Generative Variational-Contrastive Learning for Self-Supervised Point Cloud Representation

IEEE Trans Pattern Anal Mach Intell. 2024 Mar 19:PP. doi: 10.1109/TPAMI.2024.3378708. Online ahead of print.

Abstract

Self-supervised representation learning for 3D point clouds has attracted increasing attention. However, existing methods in the field of 3D computer vision generally use fixed embeddings to represent the latent features, and impose hard constraints on the embeddings to make the latent feature values of the positive samples converge to consistency, which limits the ability of feature extractors to generalize over different data domains. To address this issue, we propose a Generative Variational-Contrastive Learning (GVC) model, where Gaussian distribution is used to construct a continuous, smoothed representation of the latent features.

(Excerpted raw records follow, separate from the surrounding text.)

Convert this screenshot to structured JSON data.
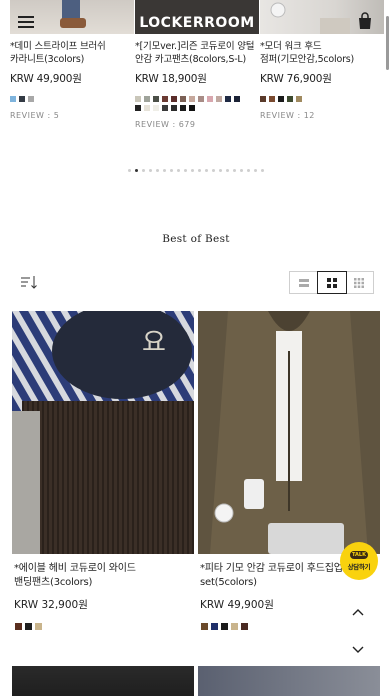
{
  "header": {
    "menu_icon": "hamburger-icon",
    "logo": "LOCKERROOM",
    "cart_icon": "shopping-bag-icon"
  },
  "carousel": {
    "items": [
      {
        "name_line1": "*데미 스트라이프 브러쉬",
        "name_line2": "카라니트(3colors)",
        "price": "KRW 49,900원",
        "swatches": [
          "#7fb4dd",
          "#333a44",
          "#a8a8a8"
        ],
        "review": "REVIEW : 5"
      },
      {
        "name_line1": "*[기모ver.]리즌 코듀로이 양털",
        "name_line2": "안감 카고팬츠(8colors,S-L)",
        "price": "KRW 18,900원",
        "swatches": [
          "#c9c6b9",
          "#9fa39a",
          "#4b4f47",
          "#6b3b33",
          "#5a2d2a",
          "#7b6055",
          "#c6a89c",
          "#a88c86",
          "#d8a7ae",
          "#c0a8a0",
          "#1f2a44",
          "#1c2336",
          "#222222",
          "#e6e2d8",
          "#efeee7",
          "#3a3a3a",
          "#2b2b2b",
          "#1b1b1b",
          "#111111"
        ],
        "review": "REVIEW : 679"
      },
      {
        "name_line1": "*모더 워크 후드",
        "name_line2": "점퍼(기모안감,5colors)",
        "price": "KRW 76,900원",
        "swatches": [
          "#5a3a2a",
          "#7a4a30",
          "#1a1a1a",
          "#3d4a2f",
          "#a08a60"
        ],
        "review": "REVIEW : 12"
      }
    ],
    "dot_count": 20,
    "active_dot": 1
  },
  "section": {
    "title": "Best of Best",
    "sort_icon": "sort-descending-icon",
    "view_modes": [
      "list-view-icon",
      "grid-2-icon",
      "grid-3-icon"
    ],
    "active_view": 1
  },
  "products": [
    {
      "name_line1": "*에이블 헤비 코듀로이 와이드",
      "name_line2": "밴딩팬츠(3colors)",
      "price": "KRW 32,900원",
      "swatches": [
        "#5a2e1e",
        "#1e1e1e",
        "#c9b48c"
      ]
    },
    {
      "name_line1": "*피타 기모 안감 코듀로이 후드집업",
      "name_line2": "set(5colors)",
      "price": "KRW 49,900원",
      "swatches": [
        "#6b4a2a",
        "#1f2f6a",
        "#1a1a1a",
        "#c9b48c",
        "#4a2a22"
      ]
    }
  ],
  "floating": {
    "talk_badge": "TALK",
    "talk_label": "상담하기",
    "scroll_up_icon": "chevron-up-icon",
    "scroll_down_icon": "chevron-down-icon"
  }
}
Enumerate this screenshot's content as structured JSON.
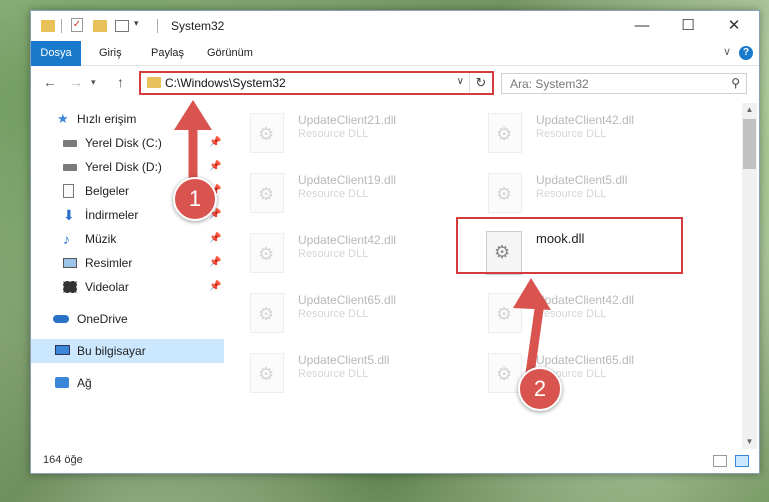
{
  "window": {
    "title": "System32"
  },
  "ribbon": {
    "tabs": [
      "Dosya",
      "Giriş",
      "Paylaş",
      "Görünüm"
    ]
  },
  "nav": {
    "address": "C:\\Windows\\System32",
    "search_placeholder": "Ara: System32"
  },
  "sidebar": {
    "items": [
      {
        "label": "Hızlı erişim",
        "icon": "star-icon"
      },
      {
        "label": "Yerel Disk (C:)",
        "icon": "drive-icon",
        "pinned": true
      },
      {
        "label": "Yerel Disk (D:)",
        "icon": "drive-icon",
        "pinned": true
      },
      {
        "label": "Belgeler",
        "icon": "documents-icon",
        "pinned": true
      },
      {
        "label": "İndirmeler",
        "icon": "download-icon",
        "pinned": true
      },
      {
        "label": "Müzik",
        "icon": "music-icon",
        "pinned": true
      },
      {
        "label": "Resimler",
        "icon": "pictures-icon",
        "pinned": true
      },
      {
        "label": "Videolar",
        "icon": "videos-icon",
        "pinned": true
      },
      {
        "label": "OneDrive",
        "icon": "cloud-icon"
      },
      {
        "label": "Bu bilgisayar",
        "icon": "computer-icon",
        "selected": true
      },
      {
        "label": "Ağ",
        "icon": "network-icon"
      }
    ]
  },
  "files": [
    {
      "name": "UpdateClient21.dll",
      "type": "Resource DLL"
    },
    {
      "name": "UpdateClient42.dll",
      "type": "Resource DLL"
    },
    {
      "name": "UpdateClient19.dll",
      "type": "Resource DLL"
    },
    {
      "name": "UpdateClient5.dll",
      "type": "Resource DLL"
    },
    {
      "name": "UpdateClient42.dll",
      "type": "Resource DLL"
    },
    {
      "name": "mook.dll",
      "type": ""
    },
    {
      "name": "UpdateClient65.dll",
      "type": "Resource DLL"
    },
    {
      "name": "UpdateClient42.dll",
      "type": "Resource DLL"
    },
    {
      "name": "UpdateClient5.dll",
      "type": "Resource DLL"
    },
    {
      "name": "UpdateClient65.dll",
      "type": "Resource DLL"
    }
  ],
  "status": {
    "count": "164 öğe"
  },
  "annotations": {
    "step1": "1",
    "step2": "2"
  },
  "colors": {
    "accent": "#1979ca",
    "highlight": "#d53c3c"
  }
}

A distribution constraint and cross-supervision are constructed to improve the transfer ability of the feature extractor over synthetic and real-world data. Specifically, we design a variational contrastive module to constrain the feature distribution instead of feature values corresponding to each sample in the latent space. Moreover, a generative cross-supervision module is introduced to preserve the invariance features and promote the consistency of feature distribution among positive samples. Experimental results demonstrate that GVC achieves SOTA on different downstream tasks. In particular, with only pre-training on the synthetic dataset, GVC achieves a lead of 8.4% and 14.2% when transferring to the real-world dataset in the linear classification and few-shot classification.